People don't change ingrained behavior easily, if at all. Attempts to permanently reform a disruptive player end only in frustration and deepening hostility. Instead, set yourself the goal of efficiently managing the effects of the player's selfishness. Don't get annoyed; try to maintain a sense of wry detachment.
Selfish players are rarely conscious of their behavior, at least while it's occurring. Most don't see themselves as consistently running roughshod over others, and will back off if you call them on their behavior. Muster your best interpersonal skills and deal with them gently, so they don't get defensive, and firmly, so they realize their overbearing behavior won't get them the gratification they want. Look the disruptor in the eye and speak in a calm, low voice. Phrase your request for better behavior in a firm but nonaccusatory manner:
(Cut-Up) "Let's focus, okay?"
(Digresser) "Let's stay on topic."
(Spotlight Hog) "I'll get back to you in a bit. [Other player] hasn't had a chance to act yet."

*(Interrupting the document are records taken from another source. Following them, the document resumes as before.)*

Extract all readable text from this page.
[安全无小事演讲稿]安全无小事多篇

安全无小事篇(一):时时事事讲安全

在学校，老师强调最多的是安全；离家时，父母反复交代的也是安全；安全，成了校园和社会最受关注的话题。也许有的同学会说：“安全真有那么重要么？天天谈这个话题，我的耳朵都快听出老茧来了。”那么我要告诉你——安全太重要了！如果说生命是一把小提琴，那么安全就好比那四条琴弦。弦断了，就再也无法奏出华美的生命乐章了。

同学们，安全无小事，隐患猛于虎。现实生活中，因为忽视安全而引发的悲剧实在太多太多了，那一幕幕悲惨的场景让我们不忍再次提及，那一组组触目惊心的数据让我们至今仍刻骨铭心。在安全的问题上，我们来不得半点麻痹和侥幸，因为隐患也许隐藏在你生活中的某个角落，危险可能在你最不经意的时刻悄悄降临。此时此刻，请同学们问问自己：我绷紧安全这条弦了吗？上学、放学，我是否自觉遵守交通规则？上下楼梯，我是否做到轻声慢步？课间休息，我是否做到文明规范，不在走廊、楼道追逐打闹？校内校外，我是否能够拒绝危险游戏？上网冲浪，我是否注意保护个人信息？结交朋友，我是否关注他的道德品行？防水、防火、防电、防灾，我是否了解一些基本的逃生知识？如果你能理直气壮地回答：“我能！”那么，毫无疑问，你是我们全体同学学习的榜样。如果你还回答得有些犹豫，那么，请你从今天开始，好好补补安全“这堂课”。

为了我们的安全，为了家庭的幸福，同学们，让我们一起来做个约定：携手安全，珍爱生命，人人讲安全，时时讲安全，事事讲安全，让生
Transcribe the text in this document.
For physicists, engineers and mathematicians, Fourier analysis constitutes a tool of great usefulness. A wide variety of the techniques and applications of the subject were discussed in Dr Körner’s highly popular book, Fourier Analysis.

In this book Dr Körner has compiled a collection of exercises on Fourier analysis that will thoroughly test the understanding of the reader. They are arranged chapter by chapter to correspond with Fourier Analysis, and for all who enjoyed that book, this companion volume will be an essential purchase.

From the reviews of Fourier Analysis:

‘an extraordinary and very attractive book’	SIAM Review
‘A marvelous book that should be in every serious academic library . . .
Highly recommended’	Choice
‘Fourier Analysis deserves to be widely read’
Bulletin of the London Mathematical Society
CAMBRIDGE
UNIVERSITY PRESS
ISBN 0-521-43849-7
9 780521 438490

With rules lawyers, clearly establish the amount of rules discussion you will allow during a game. Give rules lawyers a brief period of time in which to make their case -- no more than a minute or two. Make it clear that any ruling you make during a session is final for its duration, and that no further argument will be entertained. Explain that rules arguments slow the game down and are no fun for anyone else to listen to. Keep the spirit of the game in mind as you rule. If a rules lawyer's argument ridiculously favors the player at too low a cost, it is undoubtedly bogus, wording technicalities not withstanding. Allow players to appeal your rulings only after a session is over, and then preferably by email. (A written response seems more like work and might cool your lawyer's jets.) Warn your players in advance that you'll listen to one further argument or read one email, and then decide conclusively. Rules lawyers are occasionally right; even so, you might instinctively want to refuse them every argument because they drive you crazy. Make sure you give their arguments fair, if quick, consideration.
Respond to other argumentative players in the same way. Though you should never reverse your adjudication of an event, you might review a case and conclude that you made a bad call. If so, affirm the results but tell the player you'll do it differently next time.
If you find that a disruptive player's habits can't be managed, or that it takes too much of your focus to do so, you're faced with the extreme step of uninviting him from your group. Most people put up with mildly selfish players to avoid a decisive confrontation. Doing so is usually the right decision; no game is more important than a friendship.